Global Credit Rating Agency ---> Backdoor to High Finance

Thesis:
For those unable to break directly into high finance, starting at a one of the "Big 3" (S&P, Moody's, Fitch) is a great entry-level job, in which you can position yourself for a bright future.

Overview:
*Entry-level analysts may only make about $70k (1st year all-in), but work about 45-hours a week max (similar hourly rate to banking)
*Pay/prestige is obviously well below banking, but there is significantly less competition for these positions
*The skill sets are real- financial modeling, deep dive into SEC filings, access to nonpublic information, preparing formal credit memos, meeting with senior management teams, attending industry conferences, investor days, etc.
*If you hustle (CFA track, network with investors / management teams), the exit opportunities can be great (buy side bond investing, banking for structured finance in particular, industry, etc)

About Me:
Started in equity research for boutique investment bank in NYC and moved to a "Big 3" credit rating agency a year ago (not my choice). Currently going down the CFA track, and hoping to make a big move up at some point in 2013. For those readers who may be interested in finding out more about this path, feel free to PM me, and I would be happy to help.

 
Best Response
cakepie:
Great post.
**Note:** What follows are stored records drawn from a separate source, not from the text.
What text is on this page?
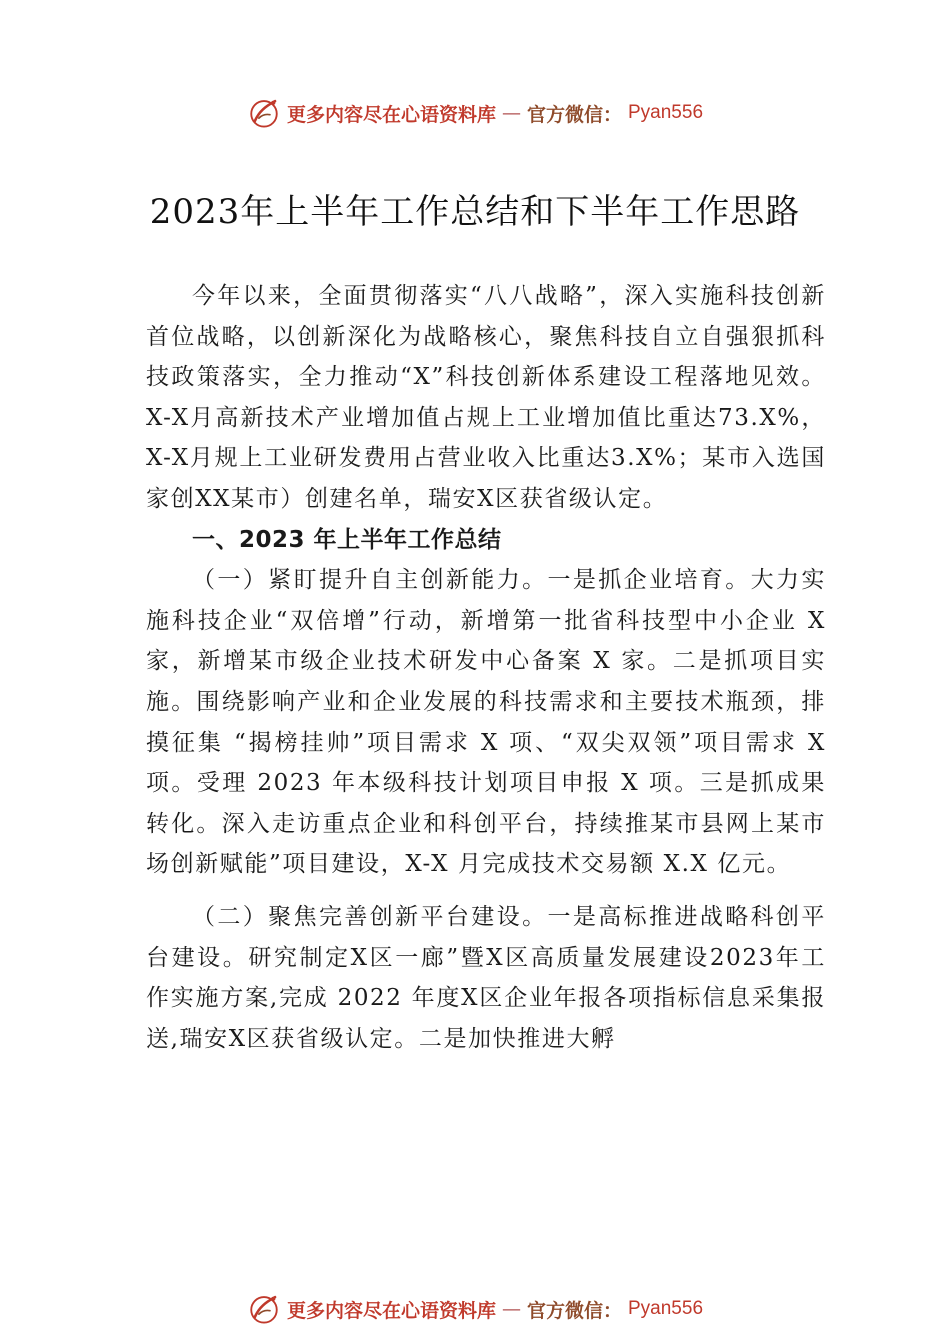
更多内容尽在心语资料库 — 官方微信： Pyan556
2023年上半年工作总结和下半年工作思路

今年以来，全面贯彻落实“八八战略”，深入实施科技创新首位战略，以创新深化为战略核心，聚焦科技自立自强狠抓科技政策落实，全力推动“X”科技创新体系建设工程落地见效。X-X月高新技术产业增加值占规上工业增加值比重达73.X%，X-X月规上工业研发费用占营业收入比重达3.X%；某市入选国家创XX某市）创建名单，瑞安X区获省级认定。

一、2023 年上半年工作总结

（一）紧盯提升自主创新能力。一是抓企业培育。大力实施科技企业“双倍增”行动，新增第一批省科技型中小企业 X 家，新增某市级企业技术研发中心备案 X 家。二是抓项目实施。围绕影响产业和企业发展的科技需求和主要技术瓶颈，排摸征集 “揭榜挂帅”项目需求 X 项、“双尖双领”项目需求 X 项。受理 2023 年本级科技计划项目申报 X 项。三是抓成果转化。深入走访重点企业和科创平台，持续推某市县网上某市场创新赋能”项目建设，X-X 月完成技术交易额 X.X 亿元。

（二）聚焦完善创新平台建设。一是高标推进战略科创平台建设。研究制定X区一廊”暨X区高质量发展建设2023年工作实施方案,完成 2022 年度X区企业年报各项指标信息采集报送,瑞安X区获省级认定。二是加快推进大孵

更多内容尽在心语资料库 — 官方微信： Pyan556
Can you give us a sense of how hard it is to get hired? I'm assuming it's much easier than banking but harder than BB Credit risk?

I have mentored some solid kids (and helped them get interviews) and it is actually more competitive than you might think. It is probably less competitive than BB credit risk on the margin (slightly lower paying, but less hours). I personally would pick a CRA job over BB credit risk. For example, at a bank you might just be handling revolving credit facilities or some other niche, but at a CRA you are rating multiple securities such as unsecured bonds, preferred stock, converts, revolving credit facilities ect so there is a great learning opportunity. By understanding bond indentures, covenants ect you are much more valuable to a buyside firm that invests in those particular securities.

 

Haven't seen PerpetualGrowth in awhile as far as this topic goes, but I can add that thanks to his insight I've joined a Corporates team (non-financial) at a big-3 CRA. The work is very interesting despite some regulatory changes (read: unnecessary, complicated processes). Overall you get a similar experience to ER in that you follow a lead analyst and gain insight into various names from both a top-down and bottom-up perspective. A lot of your work is dependent on what the analyst wants to give you, but the environment is very collegial and there's probably less animosity between Associates Analysts and Analysts since the jobs are more stable than in ER (there's no real performance metric like being ranked in II or being a strong salesman).

As far as getting the most out of your experience, I would recommend choosing an industry/team that is varied and faces a number of credit issues. To find this, go to any of the CRA's sites and filter out by their sectors to see which has the most non-investment grade issuers. Working with non-investment grade issuers is probably more complex and insightful as you see the full spectrum of credit analysis whereas with investment grade (especially for big corporates that don't really change much), the analysis is very standard.

I haven't worked with banks/insurance/other financial corporates or any of the other teams as we're very siloed off, however, I do have a friend in FIG at a competitor and can probably get some insight from him.

A note on exit opps: In the past two months I've seen two people leave -- an Associate Analyst (bottom rung of the totem pole) left for a buyside firm as a research associate, and an Associate Director (2nd level up) went to work in corporate banking. Neither had the CFA charter and were employed for only a few years.

 

1) I work in structured finance but based on my discussions with corporates guys, you're mostly doing 3 statement modeling and coming up with growth assumptions. I think they project 5 years out. They also do a lot of ratio and industry analysis.

2) in my group, this is very dependent on your team. On my team the structure is very flat, so I'm doing mostly the same things higher lever analysts are doing even though I'm the lowest level. For other groups, including corporates, it may take 5 years before you can be a lead analyst and do your own credit work.

3) again, very dependent on your group. Could be anywhere from 1 to 4 years to go from lowest associate analyst to highest associate analyst, and then 1-3 years to get to analyst.

4) I've seen people move to Asset Management, HF, trading desks, research desks at banks, corporate treasury, etc. it all depends on how you position yourself.